Il clair, par ce témoignage, que l’enjeu, pour l’administration coloniale française, n’était pas de promouvoir les langues locales. Leur codification, de ce point de vue, apparaissait comme un vœu pieux qui ne devrait son existence que dans les seuls rêves des certains Africains.

2.1. Des initiatives linguistiques peu soutenues à la résignation

Le cheminement qu’a suivi le peuple français pour qu’advienne leur langue n’est certainement pas le meilleur modèle. Cela dit, si nous l’avons rappelé, c’est surtout à cause du rapport étroit entre la Métropole française et ses territoires colonisés. Autant la colonisation avait imposé la langue française, autant l’indépendance devrait sonner le glas d’une révolution linguistique comme pour faire corps avec une affirmation de Roland Barthes:

Il y a dans toute écriture présente une double postulation : il y a le mouvement d’une rupture et celui d’un avènement, il y a le dessin même de toute situation révolutionnaire, dont l’ambiguïté fondamentale est qu’il faut que la Révolution puise dans ce qu’elle veut détruire l’image même de ce qu’elle veut posséder (Barthes, 1972, p.67).

Il aurait fallu avoir donc du courage. Prendre à bras le corps la question linguistique dans un sursaut de patriotisme pour arriver à mettre ces langues qui seraient capables, non pas de concurrencer celles déjà établies, mais de porter les littératures africaines. Malheureusement, sur la question, les Africains, ayant été à l’école européenne, ont pour la plus part failli. Laissant peser le sentiment qu’affirmer son indépendance linguistique par la codification de langues, soient-elles locales ou pas, était un sacrilège. Au final, l’Afrique ne dispose pas de langues qui aient pu s’imposer dans le monde littéraire ; c’est-à-dire des langues littérairement viables. Les initiatives n’ont pas manqué pour autant. Les motifs qui les sous-tendaient étaient clairs à en croire Amadou Hampâté Bâ:

Il s’agissait pour moi d’aider l’Afrique à préserver et à développer sa propre personnalité, et de lui permettre de parler d’elle-même. Il appartient en effet aux Africains de parler de l’Afrique aux étrangers, et non aux étrangers, si savants soient-ils, de parler de l’Afrique aux Africains. Comme le dit un proverbe malien: « Quand une chèvre est présente, on ne peut bêler à sa place ! » Trop souvent, en effet, on nous prête des intentions qui ne sont pas les nôtres, on interprète nos coutumes ou nos traditions en fonction d’une logique qui, sans cesser d’être logique, n’en est pas une chez nous. Les différences de psychologie et d’entendement faussent les interprétations nées de l’extérieur (Bâ, 1972, p.31-32).

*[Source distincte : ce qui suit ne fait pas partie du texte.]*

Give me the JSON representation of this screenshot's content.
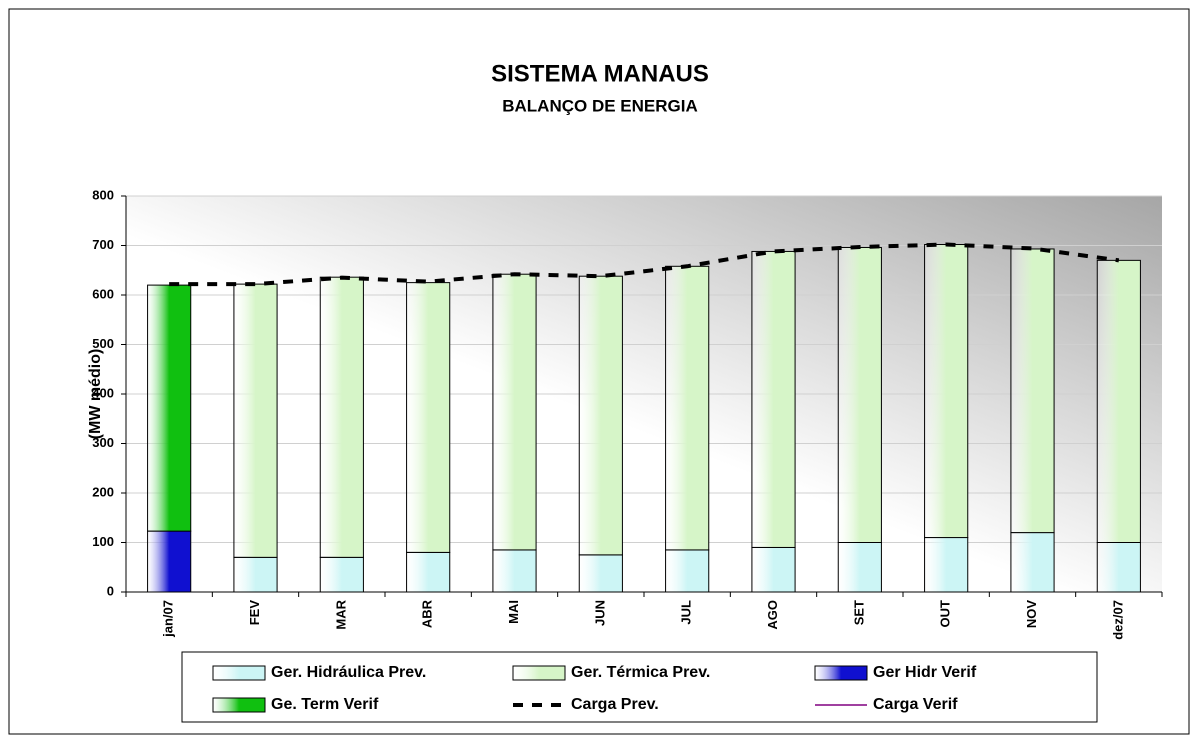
{
  "chart_data": {
    "type": "bar",
    "title": "SISTEMA MANAUS",
    "subtitle": "BALANÇO DE ENERGIA",
    "ylabel": "(MW médio)",
    "categories": [
      "jan/07",
      "FEV",
      "MAR",
      "ABR",
      "MAI",
      "JUN",
      "JUL",
      "AGO",
      "SET",
      "OUT",
      "NOV",
      "dez/07"
    ],
    "series": [
      {
        "name": "Ger. Hidráulica Prev.",
        "type": "bar",
        "color": "#ccf5f5",
        "values": [
          null,
          70,
          70,
          80,
          85,
          75,
          85,
          90,
          100,
          110,
          120,
          100
        ]
      },
      {
        "name": "Ger. Térmica Prev.",
        "type": "bar",
        "color": "#d6f5c8",
        "values": [
          null,
          552,
          566,
          545,
          557,
          563,
          573,
          598,
          596,
          592,
          573,
          570
        ]
      },
      {
        "name": "Ger Hidr Verif",
        "type": "bar",
        "color": "#1010d0",
        "values": [
          123,
          null,
          null,
          null,
          null,
          null,
          null,
          null,
          null,
          null,
          null,
          null
        ]
      },
      {
        "name": "Ge. Term Verif",
        "type": "bar",
        "color": "#10c010",
        "values": [
          497,
          null,
          null,
          null,
          null,
          null,
          null,
          null,
          null,
          null,
          null,
          null
        ]
      },
      {
        "name": "Carga Prev.",
        "type": "line",
        "dashed": true,
        "color": "#000000",
        "values": [
          622,
          622,
          635,
          627,
          642,
          638,
          658,
          688,
          697,
          702,
          694,
          670
        ]
      },
      {
        "name": "Carga Verif",
        "type": "line",
        "dashed": false,
        "color": "#800080",
        "values": [
          null,
          null,
          null,
          null,
          null,
          null,
          null,
          null,
          null,
          null,
          null,
          null
        ]
      }
    ],
    "ylim": [
      0,
      800
    ],
    "yticks": [
      0,
      100,
      200,
      300,
      400,
      500,
      600,
      700,
      800
    ],
    "grid": true
  }
}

Ces propos, ci-dessus, attestent de la noblesse de la mission assignée au projet de l’affirmation linguistique. Conformément à cette vision, de nombreuses initiatives verront le jour. Qu’il nous soit permis d’en rappeler quelques-unes dans la sous-région ouest-africaine. L’exemple des Sénégalais en est une illustration parfaite:

Le Sénégal est allé de l’avant en décidant que les langues africaines seraient désormais enseignées à l’université. Certains linguistes africains qui ont reçu une formation scientifique occidentale, tels que Paté Diagne et Alfa Soo, pour n’en citer que ces deux, ont à cœur de travailler dans cette direction et ont déjà accompli d’importants travaux. De mon côté, j’ai fait publier par l’Unesco un conte initiatique peul (conte ésotérique), comportant à la fois la version originale peule (dans l’alphabet uniformisé) et la traduction française (Ibid., p.33).

L’exemple sénégalais ne constitue pas un cas isolé. Dans le cas sénégalais, il est possible de parler d’un faisceau de satisfaction car le wolof s’est positionné, après le français, comme une langue nationale au Sénégal. Toutefois, cette langue locale imposée au détriment d’autres langues comme le peulh, le sérère, le diola, et bien d’autres, connote le courage des hommes politiques sénégalais et de leurs orientations politiques. L’initiative sénégalaise devrait servir de point de départ d’une dynamique sous régionale. Malheureusement, les autres pays, pour la plus part, n’ont pu suivre le mouvement. Dans l’espace de la Communauté Économique Des États de l’Afrique de l’Ouest (CEDEAO), les pays francophones constituent les mauvais élèves en la matière. La détermination sénégalaise a eu un écho au Mali. Ainsi, à l’instar du Sénégal, le Mali s’est essayé à la formalisation de langues locales. Le projet porté par ne manquait pas d’ambition. À cet effet, l’ethnologue et historien malien, Amadou Hampâté Bâ affirme:

Si j’ai fait porter tous mes efforts sur la sauvegarde de la langue peule en particulier et des langues africaines en général, c’est précisément pour éviter cette dépersonnalisation. Non pas par chauvinisme, mais parce que la beauté d’un tapis vient de la variété de ses couleurs. Ainsi en va-t-il de l’Humanité (Ibid., p.34).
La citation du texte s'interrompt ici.